Reductive activation of mitomycin C

Abstract

Mitomycin C, an antitumor antibiotic, is known to require reductive activation in order to function as an alkylating agent. In this work reduction has been carried out by using radiolytically produced formate radicals that reduce mitomycin C to its semiquinone in a clean rapid one-electron reaction. The ultimate products of the reduction are cis- and trans-2,7-diamino-1-hydroxymitosene (B1 and B2) and 2,7-diaminomitosene (C). The yields of these compounds were found to be the same when the rate of reduction was varied by 11 orders of magnitude.
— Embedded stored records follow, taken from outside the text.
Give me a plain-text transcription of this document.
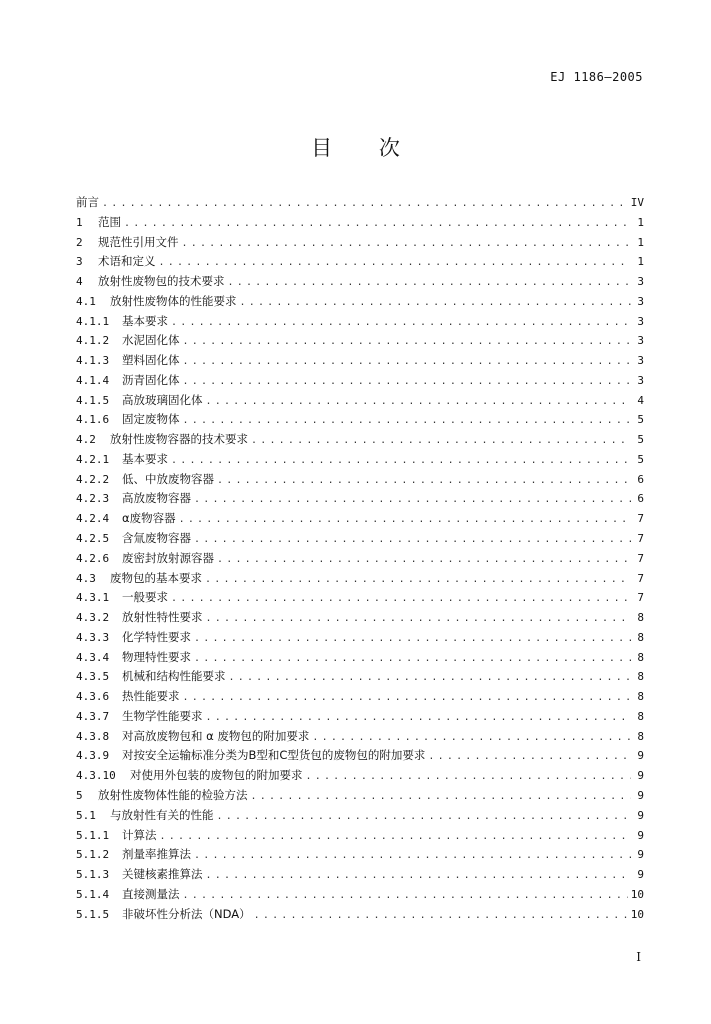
EJ 1186—2005
目 次
前言 .....	IV
1	范围 .....	1
2	规范性引用文件 .....	1
3	术语和定义 .....	1
4	放射性废物包的技术要求 .....	3
4.1	放射性废物体的性能要求 .....	3
4.1.1	基本要求 .....	3
4.1.2	水泥固化体 .....	3
4.1.3	塑料固化体 .....	3
4.1.4	沥青固化体 .....	3
4.1.5	高放玻璃固化体 .....	4
4.1.6	固定废物体 .....	5
4.2	放射性废物容器的技术要求 .....	5
4.2.1	基本要求 .....	5
4.2.2	低、中放废物容器 .....	6
4.2.3	高放废物容器 .....	6
4.2.4	α废物容器 .....	7
4.2.5	含氚废物容器 .....	7
4.2.6	废密封放射源容器 .....	7
4.3	废物包的基本要求 .....	7
4.3.1	一般要求 .....	7
4.3.2	放射性特性要求 .....	8
4.3.3	化学特性要求 .....	8
4.3.4	物理特性要求 .....	8
4.3.5	机械和结构性能要求 .....	8
4.3.6	热性能要求 .....	8
4.3.7	生物学性能要求 .....	8
4.3.8	对高放废物包和 α 废物包的附加要求 .....	8
4.3.9	对按安全运输标准分类为B型和C型货包的废物包的附加要求 .....	9
4.3.10	对使用外包装的废物包的附加要求 .....	9
5	放射性废物体性能的检验方法 .....	9
5.1	与放射性有关的性能 .....	9
5.1.1	计算法 .....	9
5.1.2	剂量率推算法 .....	9
5.1.3	关键核素推算法 .....	9
5.1.4	直接测量法 .....	10
5.1.5	非破坏性分析法（NDA） .....	10
I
At pH 7, one mitosene molecule is formed for every two formate radicals, while at pH 9.1, about eight mitosene molecules are formed per formate radical. The ratio of (B1 + B2)/C is < 0.4 at pH 5.7, 1.0 at pH 7, and > 3.5 at pH 9.1. Observations have been made of changes in optical absorption due to the formation of the semiquinone and hydroquinone of both mitomycin C itself and 2,7-diamino-1-hydroxymitosene (B). The direct conversion of the semiquinone form of mitomycin C into the semiquinone of B proceeds slowly, if at all. The semiquinone form of B will rapidly reduce mitomycin C (k = 7.2 .times. 108 M-1 s-1). The hydroquinone of mitomycin C undergoes changes resulting in the formation of B and C. The yields of B and C depend on pH. The kinetic data fit a scheme in which the mitomycin C hydroquinone has a pKa of 5.1, with its protonated form changing to C by a concerted rearrangement with k = 1.2 s-1, its deprotonated form changing to the hydroquinone of B with k = 0.015 s-1, and the hydroquinone of B reducing mitomycin C with k = 5 M-1 s-1. The 2,7-diamino-1-hydroxymitosenes are thus formed in a chain reaction with the formation of 2,7-diaminomitosene as a chain termination step. It is suggested that increased cell toxicity at lower pH could be due to the precursor of 2,7-diaminomitosene being an effective alkylating agent.